UN PENSIERO PER DOMENICA – 8 APRILE – SECONDA DI PASQUA

Il cammino di Pasqua, l’itinerario della fede in Gesù risorto comincia dal dubbio, dalla fatica di Tommaso a credere. Dobbiamo essere grati all’apostolo Tommaso e a chi non ha avuto remore prima a raccontare e poi a mettere per iscritto i suoi dubbi di fronte al fatto inaudito della risurrezione (Gv 20,19-31). Grazie a lui e dopo di lui non siamo più “la prima generazione incredula”. Credere è sempre stato difficile e problematico. Per questo ogni anno celebriamo la Pasqua e, consapevoli che la nostra fede ha bisogno di una ripartenza, ci confrontiamo con i credenti della prima ora.

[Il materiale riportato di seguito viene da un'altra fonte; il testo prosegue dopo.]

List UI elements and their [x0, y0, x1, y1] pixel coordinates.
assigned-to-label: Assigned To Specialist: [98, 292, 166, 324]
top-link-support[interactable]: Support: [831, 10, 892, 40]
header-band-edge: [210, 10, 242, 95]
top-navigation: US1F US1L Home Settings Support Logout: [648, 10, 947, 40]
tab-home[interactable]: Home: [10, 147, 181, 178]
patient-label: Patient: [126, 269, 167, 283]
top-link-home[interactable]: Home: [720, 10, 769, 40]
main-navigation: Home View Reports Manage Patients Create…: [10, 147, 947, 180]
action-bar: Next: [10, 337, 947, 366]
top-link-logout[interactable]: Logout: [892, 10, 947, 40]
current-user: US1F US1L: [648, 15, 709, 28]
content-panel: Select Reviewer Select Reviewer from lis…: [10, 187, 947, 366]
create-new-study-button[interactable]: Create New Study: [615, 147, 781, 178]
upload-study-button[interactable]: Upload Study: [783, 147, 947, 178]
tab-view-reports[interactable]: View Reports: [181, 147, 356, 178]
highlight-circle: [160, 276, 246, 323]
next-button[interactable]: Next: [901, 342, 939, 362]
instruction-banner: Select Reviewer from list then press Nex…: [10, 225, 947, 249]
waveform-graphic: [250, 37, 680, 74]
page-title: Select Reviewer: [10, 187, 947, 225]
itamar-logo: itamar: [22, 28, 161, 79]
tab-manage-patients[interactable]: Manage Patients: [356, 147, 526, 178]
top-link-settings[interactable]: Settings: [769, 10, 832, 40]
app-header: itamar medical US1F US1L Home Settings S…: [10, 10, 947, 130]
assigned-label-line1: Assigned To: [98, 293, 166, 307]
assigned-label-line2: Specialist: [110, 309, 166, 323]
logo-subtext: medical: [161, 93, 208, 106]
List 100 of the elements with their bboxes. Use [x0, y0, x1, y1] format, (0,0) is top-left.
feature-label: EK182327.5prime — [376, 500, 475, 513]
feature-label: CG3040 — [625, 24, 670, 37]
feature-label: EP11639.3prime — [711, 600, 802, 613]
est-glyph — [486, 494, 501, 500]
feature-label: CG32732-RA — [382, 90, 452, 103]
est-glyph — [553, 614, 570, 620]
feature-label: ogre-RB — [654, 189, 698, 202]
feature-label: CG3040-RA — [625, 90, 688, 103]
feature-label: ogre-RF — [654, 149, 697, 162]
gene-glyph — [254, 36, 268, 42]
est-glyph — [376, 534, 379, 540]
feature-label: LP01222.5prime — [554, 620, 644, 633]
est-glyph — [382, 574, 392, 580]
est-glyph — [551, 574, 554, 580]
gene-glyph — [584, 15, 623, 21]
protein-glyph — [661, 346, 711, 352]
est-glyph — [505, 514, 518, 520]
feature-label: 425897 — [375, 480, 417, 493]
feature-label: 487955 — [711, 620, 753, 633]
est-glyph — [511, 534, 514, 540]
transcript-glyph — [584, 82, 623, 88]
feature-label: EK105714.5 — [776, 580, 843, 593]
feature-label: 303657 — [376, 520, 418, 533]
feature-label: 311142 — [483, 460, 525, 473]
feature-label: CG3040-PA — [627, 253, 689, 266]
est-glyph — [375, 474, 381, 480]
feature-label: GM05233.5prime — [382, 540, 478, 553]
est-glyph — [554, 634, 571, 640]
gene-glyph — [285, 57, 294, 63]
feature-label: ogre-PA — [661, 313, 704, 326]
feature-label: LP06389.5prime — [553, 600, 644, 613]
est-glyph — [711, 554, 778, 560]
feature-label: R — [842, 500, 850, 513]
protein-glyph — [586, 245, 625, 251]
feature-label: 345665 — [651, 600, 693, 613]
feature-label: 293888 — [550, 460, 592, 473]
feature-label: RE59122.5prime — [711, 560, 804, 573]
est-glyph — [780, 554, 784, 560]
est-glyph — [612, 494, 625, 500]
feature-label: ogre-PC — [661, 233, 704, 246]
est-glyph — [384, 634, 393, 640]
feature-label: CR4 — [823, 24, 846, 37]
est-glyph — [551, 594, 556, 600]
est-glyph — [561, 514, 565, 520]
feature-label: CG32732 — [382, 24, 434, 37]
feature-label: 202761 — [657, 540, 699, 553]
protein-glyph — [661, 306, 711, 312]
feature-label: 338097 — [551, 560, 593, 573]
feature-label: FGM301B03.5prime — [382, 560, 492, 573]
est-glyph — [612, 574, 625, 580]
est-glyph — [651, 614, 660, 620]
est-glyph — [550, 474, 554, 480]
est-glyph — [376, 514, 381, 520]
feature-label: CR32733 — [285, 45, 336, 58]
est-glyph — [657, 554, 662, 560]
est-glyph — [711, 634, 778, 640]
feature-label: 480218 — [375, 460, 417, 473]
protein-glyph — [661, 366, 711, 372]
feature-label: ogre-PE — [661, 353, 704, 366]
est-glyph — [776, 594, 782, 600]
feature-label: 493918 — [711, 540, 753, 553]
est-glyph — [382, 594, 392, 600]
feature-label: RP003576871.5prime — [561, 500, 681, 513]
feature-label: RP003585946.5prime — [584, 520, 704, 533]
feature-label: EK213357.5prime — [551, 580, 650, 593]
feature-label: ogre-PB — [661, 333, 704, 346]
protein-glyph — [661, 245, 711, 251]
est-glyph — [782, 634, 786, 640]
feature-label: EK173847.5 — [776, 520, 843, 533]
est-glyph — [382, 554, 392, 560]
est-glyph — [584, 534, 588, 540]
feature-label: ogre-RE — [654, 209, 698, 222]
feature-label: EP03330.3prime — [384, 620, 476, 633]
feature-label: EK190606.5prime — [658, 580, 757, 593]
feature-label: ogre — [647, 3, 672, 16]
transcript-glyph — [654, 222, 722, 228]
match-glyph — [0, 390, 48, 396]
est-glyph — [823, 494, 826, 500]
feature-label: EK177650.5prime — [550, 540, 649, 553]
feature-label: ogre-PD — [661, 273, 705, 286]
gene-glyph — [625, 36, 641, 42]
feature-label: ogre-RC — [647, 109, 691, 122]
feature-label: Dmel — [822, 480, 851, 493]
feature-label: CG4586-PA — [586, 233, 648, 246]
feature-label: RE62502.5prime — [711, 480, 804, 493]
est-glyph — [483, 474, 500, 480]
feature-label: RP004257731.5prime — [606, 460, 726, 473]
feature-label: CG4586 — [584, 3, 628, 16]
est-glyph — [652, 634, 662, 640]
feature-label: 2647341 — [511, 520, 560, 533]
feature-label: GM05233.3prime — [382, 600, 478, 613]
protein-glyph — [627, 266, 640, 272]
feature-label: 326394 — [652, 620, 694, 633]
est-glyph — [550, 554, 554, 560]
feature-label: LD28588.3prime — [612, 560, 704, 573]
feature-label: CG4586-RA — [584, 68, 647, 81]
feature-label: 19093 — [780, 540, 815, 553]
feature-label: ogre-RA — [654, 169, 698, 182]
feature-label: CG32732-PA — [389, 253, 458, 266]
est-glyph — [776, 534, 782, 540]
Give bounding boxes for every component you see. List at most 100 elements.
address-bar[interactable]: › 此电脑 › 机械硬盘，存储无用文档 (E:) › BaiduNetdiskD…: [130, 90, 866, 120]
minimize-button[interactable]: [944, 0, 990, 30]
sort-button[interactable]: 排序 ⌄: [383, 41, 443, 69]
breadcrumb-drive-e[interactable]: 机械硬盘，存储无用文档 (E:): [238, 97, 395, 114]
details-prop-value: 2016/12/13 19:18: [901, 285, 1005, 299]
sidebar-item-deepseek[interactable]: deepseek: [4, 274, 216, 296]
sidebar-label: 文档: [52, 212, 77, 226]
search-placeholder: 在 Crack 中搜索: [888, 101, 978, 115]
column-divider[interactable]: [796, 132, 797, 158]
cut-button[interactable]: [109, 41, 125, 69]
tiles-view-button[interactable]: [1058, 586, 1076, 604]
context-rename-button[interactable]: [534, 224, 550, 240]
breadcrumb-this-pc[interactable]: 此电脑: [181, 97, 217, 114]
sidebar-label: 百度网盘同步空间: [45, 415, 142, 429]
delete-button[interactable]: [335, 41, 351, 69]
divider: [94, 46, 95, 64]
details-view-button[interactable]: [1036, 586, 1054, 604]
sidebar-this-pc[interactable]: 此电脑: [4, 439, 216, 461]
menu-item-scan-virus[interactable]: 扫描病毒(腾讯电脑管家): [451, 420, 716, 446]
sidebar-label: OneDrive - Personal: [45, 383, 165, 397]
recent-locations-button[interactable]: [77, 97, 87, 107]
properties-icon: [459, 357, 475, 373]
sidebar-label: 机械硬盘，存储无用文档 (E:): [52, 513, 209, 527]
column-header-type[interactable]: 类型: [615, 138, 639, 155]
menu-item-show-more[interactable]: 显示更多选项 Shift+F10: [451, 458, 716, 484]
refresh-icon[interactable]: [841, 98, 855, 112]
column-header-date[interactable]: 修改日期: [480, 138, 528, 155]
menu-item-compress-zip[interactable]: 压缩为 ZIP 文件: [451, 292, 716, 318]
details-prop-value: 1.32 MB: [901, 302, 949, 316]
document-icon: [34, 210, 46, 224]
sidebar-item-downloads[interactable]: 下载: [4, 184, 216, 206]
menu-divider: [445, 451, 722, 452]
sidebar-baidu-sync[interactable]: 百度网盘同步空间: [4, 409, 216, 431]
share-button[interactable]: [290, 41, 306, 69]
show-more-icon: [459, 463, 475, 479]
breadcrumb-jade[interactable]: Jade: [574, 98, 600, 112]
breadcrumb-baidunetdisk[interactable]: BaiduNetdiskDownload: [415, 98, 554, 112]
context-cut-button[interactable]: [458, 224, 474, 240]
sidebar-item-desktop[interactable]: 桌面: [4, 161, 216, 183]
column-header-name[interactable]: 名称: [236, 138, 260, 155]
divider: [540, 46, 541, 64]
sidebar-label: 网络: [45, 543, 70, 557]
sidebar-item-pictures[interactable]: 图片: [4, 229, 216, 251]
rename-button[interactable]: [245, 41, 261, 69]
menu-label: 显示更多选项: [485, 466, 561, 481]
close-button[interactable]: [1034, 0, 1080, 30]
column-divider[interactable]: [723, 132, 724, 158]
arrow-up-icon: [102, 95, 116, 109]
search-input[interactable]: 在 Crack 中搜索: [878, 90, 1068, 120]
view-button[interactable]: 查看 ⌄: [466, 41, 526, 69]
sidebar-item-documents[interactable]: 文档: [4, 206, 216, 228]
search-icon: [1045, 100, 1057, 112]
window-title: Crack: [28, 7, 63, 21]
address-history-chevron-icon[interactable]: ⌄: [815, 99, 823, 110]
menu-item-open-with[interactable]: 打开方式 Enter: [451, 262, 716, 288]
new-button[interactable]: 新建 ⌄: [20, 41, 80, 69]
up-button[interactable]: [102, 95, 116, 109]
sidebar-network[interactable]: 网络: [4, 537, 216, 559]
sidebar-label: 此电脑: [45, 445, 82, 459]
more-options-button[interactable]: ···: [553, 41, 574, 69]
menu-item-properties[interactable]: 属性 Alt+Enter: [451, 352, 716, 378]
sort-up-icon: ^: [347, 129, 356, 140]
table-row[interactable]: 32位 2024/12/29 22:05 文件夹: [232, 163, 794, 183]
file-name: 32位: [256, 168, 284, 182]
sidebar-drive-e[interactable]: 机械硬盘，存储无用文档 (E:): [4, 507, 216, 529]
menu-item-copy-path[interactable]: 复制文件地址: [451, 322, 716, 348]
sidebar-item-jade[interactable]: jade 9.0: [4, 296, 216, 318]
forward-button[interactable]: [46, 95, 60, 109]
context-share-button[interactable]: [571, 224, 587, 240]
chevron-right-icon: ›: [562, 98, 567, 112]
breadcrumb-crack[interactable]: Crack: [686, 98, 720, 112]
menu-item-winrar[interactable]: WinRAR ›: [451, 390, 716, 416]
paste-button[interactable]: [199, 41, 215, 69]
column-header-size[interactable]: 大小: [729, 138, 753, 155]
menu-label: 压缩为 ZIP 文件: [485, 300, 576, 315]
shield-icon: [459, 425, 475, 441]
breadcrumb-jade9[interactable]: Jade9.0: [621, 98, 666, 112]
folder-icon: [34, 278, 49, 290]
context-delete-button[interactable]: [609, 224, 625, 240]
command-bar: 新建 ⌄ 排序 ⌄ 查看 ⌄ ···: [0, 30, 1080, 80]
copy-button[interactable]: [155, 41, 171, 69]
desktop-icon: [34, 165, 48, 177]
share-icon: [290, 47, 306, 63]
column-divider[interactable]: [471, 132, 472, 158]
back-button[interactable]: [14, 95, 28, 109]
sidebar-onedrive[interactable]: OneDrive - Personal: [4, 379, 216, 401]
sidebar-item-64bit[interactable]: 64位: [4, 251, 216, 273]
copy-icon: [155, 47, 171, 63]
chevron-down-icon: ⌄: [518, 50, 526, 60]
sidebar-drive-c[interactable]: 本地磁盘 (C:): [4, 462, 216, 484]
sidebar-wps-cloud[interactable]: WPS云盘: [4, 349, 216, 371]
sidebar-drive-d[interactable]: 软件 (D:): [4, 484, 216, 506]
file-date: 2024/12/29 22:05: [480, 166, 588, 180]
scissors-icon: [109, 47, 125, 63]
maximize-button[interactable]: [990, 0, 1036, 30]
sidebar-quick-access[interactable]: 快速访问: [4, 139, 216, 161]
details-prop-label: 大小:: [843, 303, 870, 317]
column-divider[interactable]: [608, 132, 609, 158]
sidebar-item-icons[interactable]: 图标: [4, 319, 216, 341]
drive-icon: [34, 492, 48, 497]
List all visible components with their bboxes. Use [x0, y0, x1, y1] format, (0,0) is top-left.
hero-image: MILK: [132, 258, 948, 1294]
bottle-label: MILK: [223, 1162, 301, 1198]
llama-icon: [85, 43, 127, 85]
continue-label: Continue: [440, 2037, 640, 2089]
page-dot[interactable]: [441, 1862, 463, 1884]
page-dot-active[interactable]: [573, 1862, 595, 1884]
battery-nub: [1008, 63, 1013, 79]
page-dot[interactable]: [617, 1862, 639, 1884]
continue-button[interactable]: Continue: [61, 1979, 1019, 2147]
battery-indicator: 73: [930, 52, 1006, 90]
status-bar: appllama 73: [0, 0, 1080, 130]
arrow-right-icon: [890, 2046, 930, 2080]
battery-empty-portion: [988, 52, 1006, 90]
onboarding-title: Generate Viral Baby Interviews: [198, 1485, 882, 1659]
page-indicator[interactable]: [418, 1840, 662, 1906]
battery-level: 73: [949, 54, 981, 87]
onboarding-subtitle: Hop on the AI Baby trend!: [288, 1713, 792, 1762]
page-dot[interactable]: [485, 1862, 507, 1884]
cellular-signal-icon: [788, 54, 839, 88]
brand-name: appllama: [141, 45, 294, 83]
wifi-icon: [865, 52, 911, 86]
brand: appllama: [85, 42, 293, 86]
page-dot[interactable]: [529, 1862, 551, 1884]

Dalla fede in Gesù alla fede nel Risorto. I discepoli di Gesù hanno dovuto ricominciare a credere. È evidente il salto qualitativo tra l’ammirazione per il Gesù storico e l’adesione convinta al suo programma di vita, oltre che all’accettazione della risurrezione. C’è chi ha usato questa immagine: anche noi, come i discepoli, dobbiamo “smontare e rimontare” la nostra fede, dobbiamo lasciarci alle spalle certezze granitiche, tra cui la presunzione di essere noi a tracciare il cammino, di salvarci da soli con il nostro impegno morale e con una sana condotta di vita. Credere è accogliere il dono di Dio – gratuito e inimmaginabile come la risurrezione – abbandonandoci totalmente a lui.

Non siamo la prima generazione incredula
L’incredulità di san Tommaso, miniatura armena risalente al XIII-XIV secolo (museo di Yerevan).

Ripensare una vita da credenti. Persone come i discepoli, che per mesi avevano accompagnato Gesù nei suoi spostamenti condividendo con lui l’annuncio del Regno futuro, devono ora reimpostare la loro vita. Gli Atti degli apostoli (4,32-35) ci presentano un esperimento concreto: il tentativo di tradurre in scelte di vita la fede nella risurrezione e il precedente messaggio di Gesù.

I credenti della prima ora hanno intuito che credere nella risurrezione è vivere in modo davvero fraterno, con «un cuor solo e un’anima sola», in modo che nessuno «fosse bisognoso». Oggi è necessario tentare altre strade, visto che vendere i propri beni e dividere in parti uguali il ricavato non ha funzionato. Ma senza abbassare l’asticella. Soltanto l’amore fraterno, praticato e vissuto, “vince il mondo”, soltanto esso è davvero credibile.

Il cammino di fede ha bisogno di una comunità. In tutte le letture della Messa si sottolinea il ruolo della comunità, come luogo in cui incontrare il Risorto, in cui ricevere lo Spirito di verità, in cui sperimentare il dono di pace di Gesù, in cui vivere la gioia. In un periodo storico nel quale la fede cristiana non è più condivisa dalla massa, non possiamo che ripartire da qui.